EDUCATION. La France à l’épreuve d’une tenue scolaire
TRIBUNE. L’expérimentation d’une tenue commune à tous les élèves de France est lancée, en 2024, auprès des collectivités territoriales et établissements scolaires. La tenue est sobre, confortable et mixte. Cent établissements volontaires testent l’uniforme dès la rentrée 2024, à l’école primaire, au collège et au lycée.
L’opération vise plusieurs objectifs. Principalement, renforcer la cohésion entre élèves et améliorer le climat scolaire. Réduire les différences sociales, lutter contre le règne de l’apparence et contre toutes formes d’inégalités et prosélytismes.
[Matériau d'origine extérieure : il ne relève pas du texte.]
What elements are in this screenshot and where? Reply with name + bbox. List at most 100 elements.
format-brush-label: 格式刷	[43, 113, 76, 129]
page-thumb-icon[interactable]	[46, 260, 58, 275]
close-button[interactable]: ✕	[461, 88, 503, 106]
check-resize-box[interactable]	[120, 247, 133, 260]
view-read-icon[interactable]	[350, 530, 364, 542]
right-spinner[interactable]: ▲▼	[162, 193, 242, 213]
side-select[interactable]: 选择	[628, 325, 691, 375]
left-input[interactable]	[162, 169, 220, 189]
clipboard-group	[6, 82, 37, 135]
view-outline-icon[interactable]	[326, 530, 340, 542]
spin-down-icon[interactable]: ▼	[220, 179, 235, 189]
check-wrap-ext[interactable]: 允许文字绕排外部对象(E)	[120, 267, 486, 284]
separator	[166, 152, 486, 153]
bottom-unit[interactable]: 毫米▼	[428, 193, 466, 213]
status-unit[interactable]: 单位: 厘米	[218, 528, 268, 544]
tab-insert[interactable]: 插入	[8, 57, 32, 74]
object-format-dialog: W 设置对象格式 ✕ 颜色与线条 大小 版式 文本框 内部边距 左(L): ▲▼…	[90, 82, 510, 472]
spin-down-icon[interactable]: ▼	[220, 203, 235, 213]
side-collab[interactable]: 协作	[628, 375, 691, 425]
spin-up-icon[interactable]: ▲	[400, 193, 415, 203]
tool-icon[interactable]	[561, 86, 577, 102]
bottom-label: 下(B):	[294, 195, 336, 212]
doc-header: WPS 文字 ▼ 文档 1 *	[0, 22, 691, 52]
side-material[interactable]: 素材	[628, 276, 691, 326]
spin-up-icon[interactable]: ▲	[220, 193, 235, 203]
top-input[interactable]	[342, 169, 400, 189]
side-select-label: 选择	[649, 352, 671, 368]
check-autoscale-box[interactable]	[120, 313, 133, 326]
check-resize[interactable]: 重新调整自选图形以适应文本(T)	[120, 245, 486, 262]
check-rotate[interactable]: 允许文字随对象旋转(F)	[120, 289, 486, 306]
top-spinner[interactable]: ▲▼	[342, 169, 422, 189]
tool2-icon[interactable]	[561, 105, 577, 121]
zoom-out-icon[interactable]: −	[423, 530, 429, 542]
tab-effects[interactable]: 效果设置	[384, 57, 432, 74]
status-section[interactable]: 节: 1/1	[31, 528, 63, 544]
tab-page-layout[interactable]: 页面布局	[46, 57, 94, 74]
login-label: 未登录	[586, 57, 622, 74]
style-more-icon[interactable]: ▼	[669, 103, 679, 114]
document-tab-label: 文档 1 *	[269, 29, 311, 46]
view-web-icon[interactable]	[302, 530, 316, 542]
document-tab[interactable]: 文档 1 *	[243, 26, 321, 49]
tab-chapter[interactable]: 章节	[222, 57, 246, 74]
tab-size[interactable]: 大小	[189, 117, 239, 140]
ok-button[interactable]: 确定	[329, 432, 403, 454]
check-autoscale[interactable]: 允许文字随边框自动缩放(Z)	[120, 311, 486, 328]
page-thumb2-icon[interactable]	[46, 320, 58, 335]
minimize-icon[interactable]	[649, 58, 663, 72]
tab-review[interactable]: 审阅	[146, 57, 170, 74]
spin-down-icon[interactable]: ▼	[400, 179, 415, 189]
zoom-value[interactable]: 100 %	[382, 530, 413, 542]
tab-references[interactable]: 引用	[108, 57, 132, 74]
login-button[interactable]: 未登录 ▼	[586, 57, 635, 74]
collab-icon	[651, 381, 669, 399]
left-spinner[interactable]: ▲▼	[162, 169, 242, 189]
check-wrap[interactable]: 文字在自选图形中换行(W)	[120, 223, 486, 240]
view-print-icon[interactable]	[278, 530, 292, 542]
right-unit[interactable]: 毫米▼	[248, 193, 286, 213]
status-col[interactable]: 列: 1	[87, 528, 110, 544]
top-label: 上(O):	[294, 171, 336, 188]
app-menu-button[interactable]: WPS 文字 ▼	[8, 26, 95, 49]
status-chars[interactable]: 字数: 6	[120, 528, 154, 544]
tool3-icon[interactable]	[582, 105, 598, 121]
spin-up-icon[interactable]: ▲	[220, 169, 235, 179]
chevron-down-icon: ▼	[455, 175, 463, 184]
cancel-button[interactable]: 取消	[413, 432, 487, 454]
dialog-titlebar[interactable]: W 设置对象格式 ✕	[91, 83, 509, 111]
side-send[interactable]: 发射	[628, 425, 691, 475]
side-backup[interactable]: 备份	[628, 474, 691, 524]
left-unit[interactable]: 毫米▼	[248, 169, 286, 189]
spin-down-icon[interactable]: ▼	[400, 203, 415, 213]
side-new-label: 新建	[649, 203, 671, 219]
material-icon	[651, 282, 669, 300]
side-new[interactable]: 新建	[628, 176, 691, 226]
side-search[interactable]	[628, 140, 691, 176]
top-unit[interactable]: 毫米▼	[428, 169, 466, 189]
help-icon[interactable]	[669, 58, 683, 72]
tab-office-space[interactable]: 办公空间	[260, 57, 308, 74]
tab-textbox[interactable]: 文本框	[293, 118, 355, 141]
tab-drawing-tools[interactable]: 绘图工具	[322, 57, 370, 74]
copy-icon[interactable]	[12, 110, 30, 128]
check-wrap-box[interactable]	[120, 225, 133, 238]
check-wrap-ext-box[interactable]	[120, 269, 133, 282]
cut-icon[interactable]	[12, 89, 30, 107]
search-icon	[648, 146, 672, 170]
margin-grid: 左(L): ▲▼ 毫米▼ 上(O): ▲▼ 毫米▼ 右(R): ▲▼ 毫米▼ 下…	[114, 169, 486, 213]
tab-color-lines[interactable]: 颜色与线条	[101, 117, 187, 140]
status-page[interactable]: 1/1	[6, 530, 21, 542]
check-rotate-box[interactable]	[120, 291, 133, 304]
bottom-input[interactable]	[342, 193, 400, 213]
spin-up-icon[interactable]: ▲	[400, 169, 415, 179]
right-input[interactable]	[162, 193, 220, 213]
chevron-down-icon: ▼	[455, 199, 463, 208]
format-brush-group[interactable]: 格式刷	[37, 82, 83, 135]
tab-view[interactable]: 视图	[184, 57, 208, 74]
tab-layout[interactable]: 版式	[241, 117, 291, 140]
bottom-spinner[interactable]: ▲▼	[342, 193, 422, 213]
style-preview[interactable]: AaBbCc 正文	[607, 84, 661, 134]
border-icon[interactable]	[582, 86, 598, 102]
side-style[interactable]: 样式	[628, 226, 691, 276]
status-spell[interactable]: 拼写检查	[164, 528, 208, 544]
Contribuer à créer une atmosphère de travail et d’égalité au sein de l’établissement, valoriser son image en créant un sentiment d’appartenance et d’unité entre les élèves.
Deux comités spécialisés sont instaurés pour piloter le projet et suivre l’expérimentation. Cent établissements testent la tenue. Financée par l’Etat et les Collectivités locales, si le projet est concluant, l’expérimentation conduira à une généralisation en 2026, dans toutes les écoles et les établissements scolaires de France.
Au Congo Brazzaville, la tenue scolaire, chemise et pantalon kaki, pour les garçons, bleu clair, au corsage et bleu foncé à la jupe, pour les filles, date de l’institution des Collèges Populaires. C’était la période chaude, aux idées avant-gardistes et progressistes de gauche, des lendemains de la Révolution des 13-14-15 aout 1963. Le Président Fulbert Youlou venait d’être destitué. Et s’installait, au pouvoir, le Président Alphonse Massamba Débat.
L’ancien Ministre du Président Pascal Lissouba, à l’époque de la Révolution des 13-14-15 août 1963, Directeur des Collèges Populaires, a été l’une des figures majeures, à la base de cette idée de tenue scolaire. Dans une vision totalement identique à celle, aujourd’hui, recherchée par la France.
Depuis la Révolution, la tenue scolaire est toujours de mise, au Congo Brazzaville. Mais, il n’est pas sûr que les principes édictés par ses créateurs soient respectés à la lettre. Une évaluation s’y impose.